Beis Yosef (DH u'Mah she'Chosav Oh she'Nodar): The Rosh says that he need not mention what he forbade that day. This is like a Tosefta (1:7), which says that 'this is upon me' forbids, even though he did not mention Korban.
Gra (3 DH v'Chen): This is unlike Rashi (Shevu'os 20b DH Taritz), who says that Rava holds that Hatfasah does not work even in Nedarim. He defines Hatfasah to be when he did not specify the Isur (I will not eat), rather, he said only 'this is like this.'
Rema: There are distinctions regarding the wording of the vow. The Shulchan Aruch did not write them. See inside (the Beis Yosef).
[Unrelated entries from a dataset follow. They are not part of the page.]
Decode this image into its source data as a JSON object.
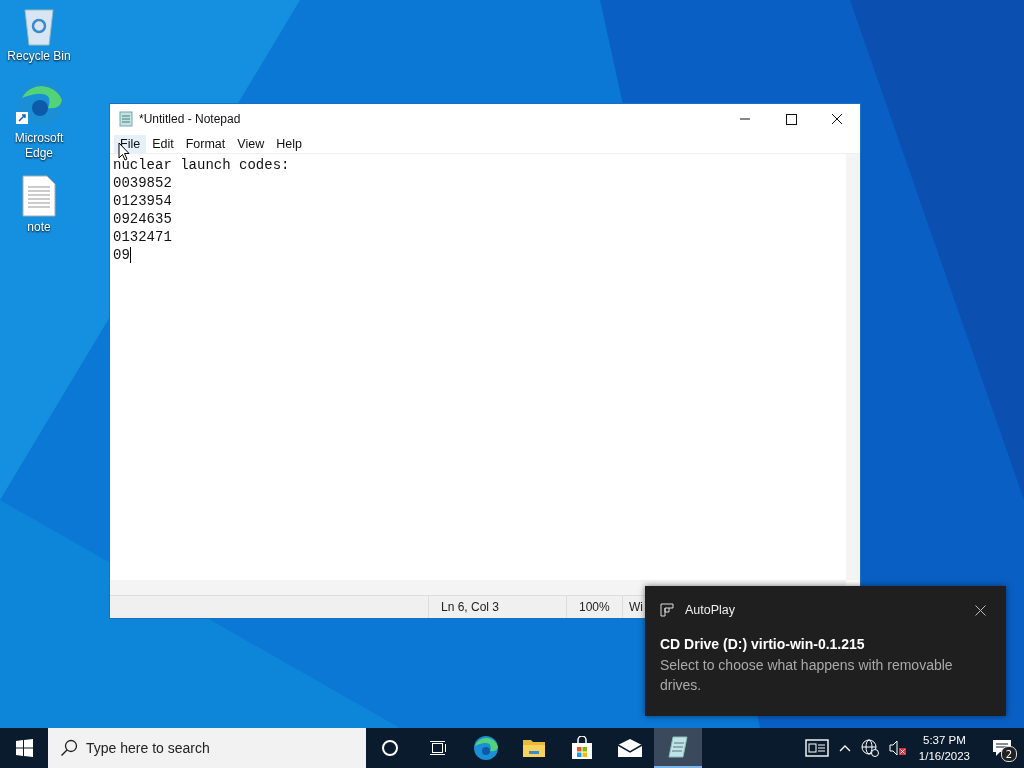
{
  "desktop_icons": [
    {
      "kind": "recycle",
      "label": "Recycle Bin"
    },
    {
      "kind": "edge",
      "label": "Microsoft Edge"
    },
    {
      "kind": "file",
      "label": "note"
    }
  ],
  "window": {
    "title": "*Untitled - Notepad",
    "menu": [
      {
        "label": "File",
        "selected": true
      },
      {
        "label": "Edit",
        "selected": false
      },
      {
        "label": "Format",
        "selected": false
      },
      {
        "label": "View",
        "selected": false
      },
      {
        "label": "Help",
        "selected": false
      }
    ],
    "lines": [
      "nuclear launch codes:",
      "0039852",
      "0123954",
      "0924635",
      "0132471",
      "09"
    ],
    "status_bar": [
      "Ln 6, Col 3",
      "100%",
      "Wi"
    ]
  },
  "toast": {
    "app": "AutoPlay",
    "title": "CD Drive (D:) virtio-win-0.1.215",
    "body": "Select to choose what happens with removable drives."
  },
  "taskbar": {
    "search": {
      "placeholder": "Type here to search"
    },
    "apps": [
      {
        "kind": "cortana",
        "active": false
      },
      {
        "kind": "taskview",
        "active": false
      },
      {
        "kind": "edge",
        "active": false
      },
      {
        "kind": "folder",
        "active": false
      },
      {
        "kind": "store",
        "active": false
      },
      {
        "kind": "mail",
        "active": false
      },
      {
        "kind": "notepad",
        "active": true
      }
    ],
    "time": "5:37 PM",
    "date": "1/16/2023",
    "notifications": "2"
  }
}
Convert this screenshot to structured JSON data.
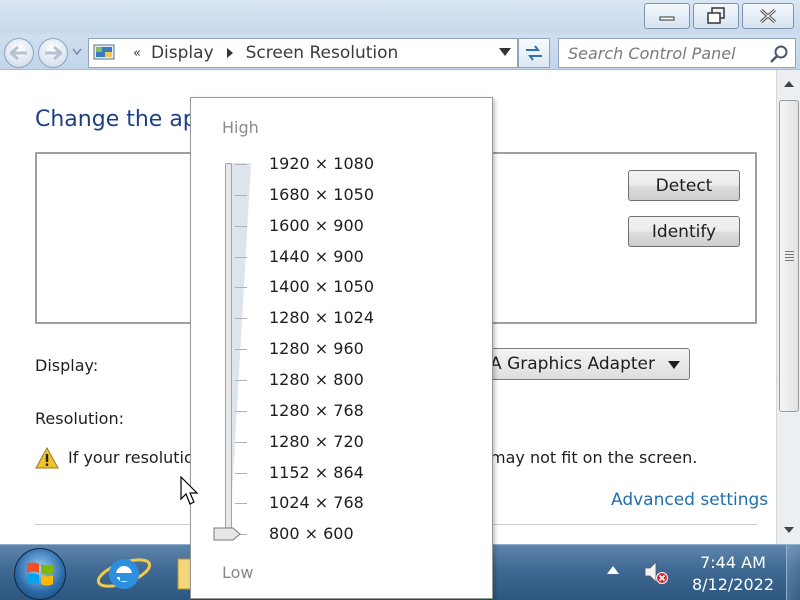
{
  "window": {
    "buttons": [
      "minimize",
      "maximize",
      "close"
    ]
  },
  "address_bar": {
    "overflow": "«",
    "crumbs": [
      "Display",
      "Screen Resolution"
    ]
  },
  "search": {
    "placeholder": "Search Control Panel"
  },
  "content": {
    "heading": "Change the ap",
    "detect_label": "Detect",
    "identify_label": "Identify",
    "display_label": "Display:",
    "display_value": "VGA Graphics Adapter",
    "resolution_label": "Resolution:",
    "warning_left": "If your resolutio",
    "warning_right": "may not fit on the screen.",
    "advanced_link": "Advanced settings"
  },
  "resolution_popup": {
    "high_label": "High",
    "low_label": "Low",
    "options": [
      "1920 × 1080",
      "1680 × 1050",
      "1600 × 900",
      "1440 × 900",
      "1400 × 1050",
      "1280 × 1024",
      "1280 × 960",
      "1280 × 800",
      "1280 × 768",
      "1280 × 720",
      "1152 × 864",
      "1024 × 768",
      "800 × 600"
    ],
    "selected_index": 12
  },
  "taskbar": {
    "time": "7:44 AM",
    "date": "8/12/2022",
    "pinned": [
      "internet-explorer-icon",
      "windows-explorer-icon"
    ]
  },
  "colors": {
    "heading": "#1e3f86",
    "link": "#1f6fb0",
    "taskbar": "#3f6992"
  }
}
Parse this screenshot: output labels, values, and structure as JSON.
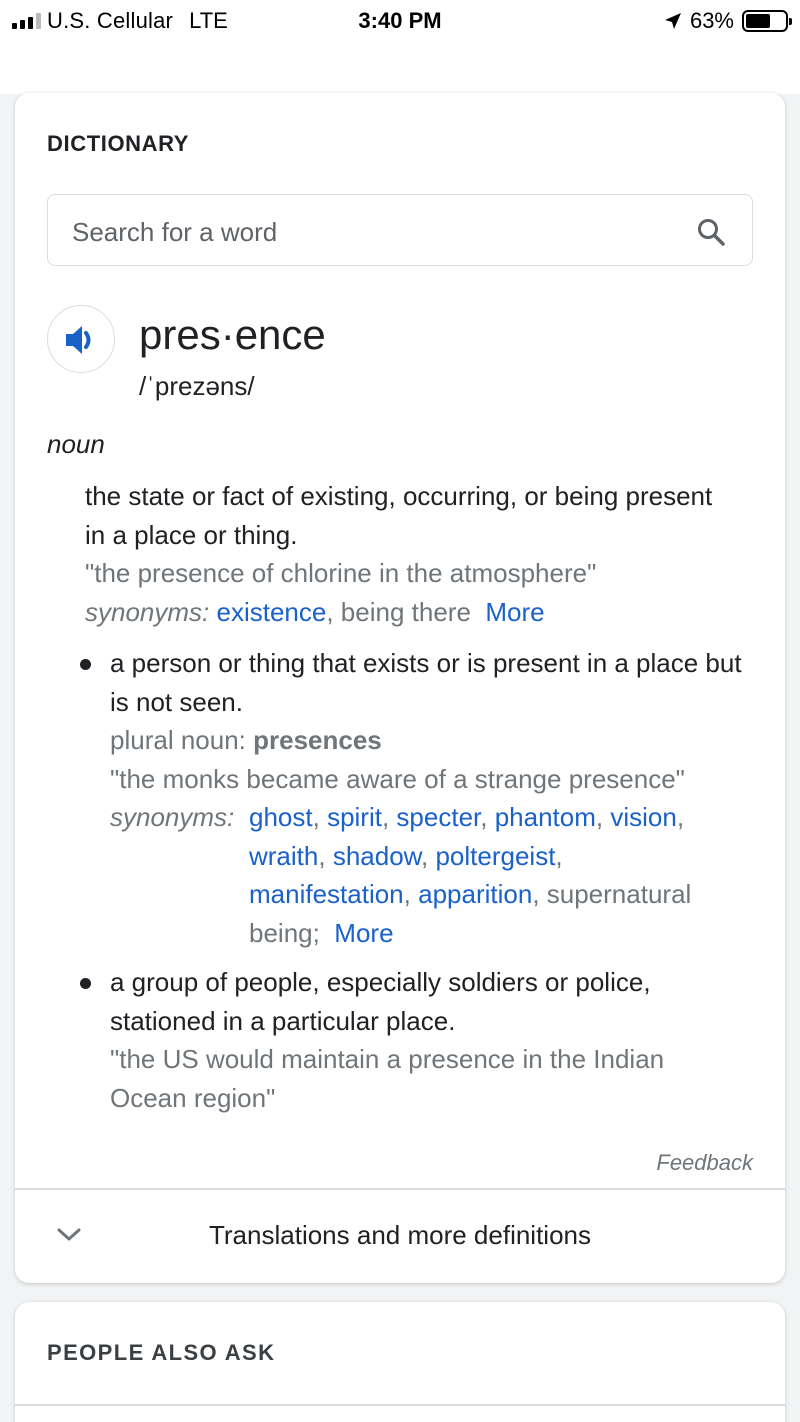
{
  "status_bar": {
    "carrier": "U.S. Cellular",
    "network": "LTE",
    "time": "3:40 PM",
    "battery": "63%",
    "battery_level": 0.63,
    "signal_bars": 3,
    "signal_max": 4
  },
  "dictionary": {
    "title": "DICTIONARY",
    "search_placeholder": "Search for a word",
    "headword": "pres·ence",
    "phonetic": "/ˈprezəns/",
    "part_of_speech": "noun",
    "sense1": {
      "definition": "the state or fact of existing, occurring, or being present in a place or thing.",
      "example": "\"the presence of chlorine in the atmosphere\"",
      "synonyms_label": "synonyms:",
      "synonym_link": "existence",
      "synonym_plain": "being there",
      "more": "More"
    },
    "sense2": {
      "definition": "a person or thing that exists or is present in a place but is not seen.",
      "plural_label": "plural noun:",
      "plural_value": "presences",
      "example": "\"the monks became aware of a strange presence\"",
      "synonyms_label": "synonyms:",
      "synonyms": [
        "ghost",
        "spirit",
        "specter",
        "phantom",
        "vision",
        "wraith",
        "shadow",
        "poltergeist",
        "manifestation",
        "apparition"
      ],
      "synonym_plain_1": "supernatural",
      "synonym_plain_2": "being;",
      "more": "More"
    },
    "sense3": {
      "definition": "a group of people, especially soldiers or police, stationed in a particular place.",
      "example": "\"the US would maintain a presence in the Indian Ocean region\""
    },
    "feedback": "Feedback",
    "expand_label": "Translations and more definitions"
  },
  "people_also_ask": {
    "title": "PEOPLE ALSO ASK"
  },
  "colors": {
    "link": "#1a61c9",
    "muted": "#70757a",
    "text": "#202124"
  }
}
Shulchan Aruch (205:1): The following are permitted. If one said 'this produce, or this species, or what I will eat of yours, is like pork, idolatry, or similar matters. The same applies to one who told his wife 'you are forbidden to me like my mother or like Orlah.' If the Noder was an Am ha'Aretz, he needs She'elah. The Chacham makes him think that his wife and the produce is forbidden. We are stringent on him, and do not permit through regret. Rather, he must find a different Pesach and we permit the vow, lest he be take Nedarim lightly.
Rema: Some say that nowadays, everyone is considered an Am ha'Aretz, for most people are not Bnei Torah. However, some say that even an Am ha'Aretz need ask only when he forbade his wife, but not for other things.
Source (Ran 13b DH ha'Omer): We decree about a wife. Such vows are common, because people are exacting, and perhaps he will come to forbid her like Davar ha'Nadur. We do not decree about other Nedarim, for they are not common. We are not Pose'ach with the honor of his mother, i.e. had you known that it is dishonorable for your mother would you have vowed.
Prishah (3): We are more stringent about a wife, for such vows could inhibit Peru u'Rvu.
Shach (3): Even regret from the beginning does not suffice.
Shach (4): The Bach says that nowadays we are all Amei ha'Aretz regarding all vows. The Rema's opinion is primary. He is supported by the Gemara, the Rosh, Ran and R. Yerucham.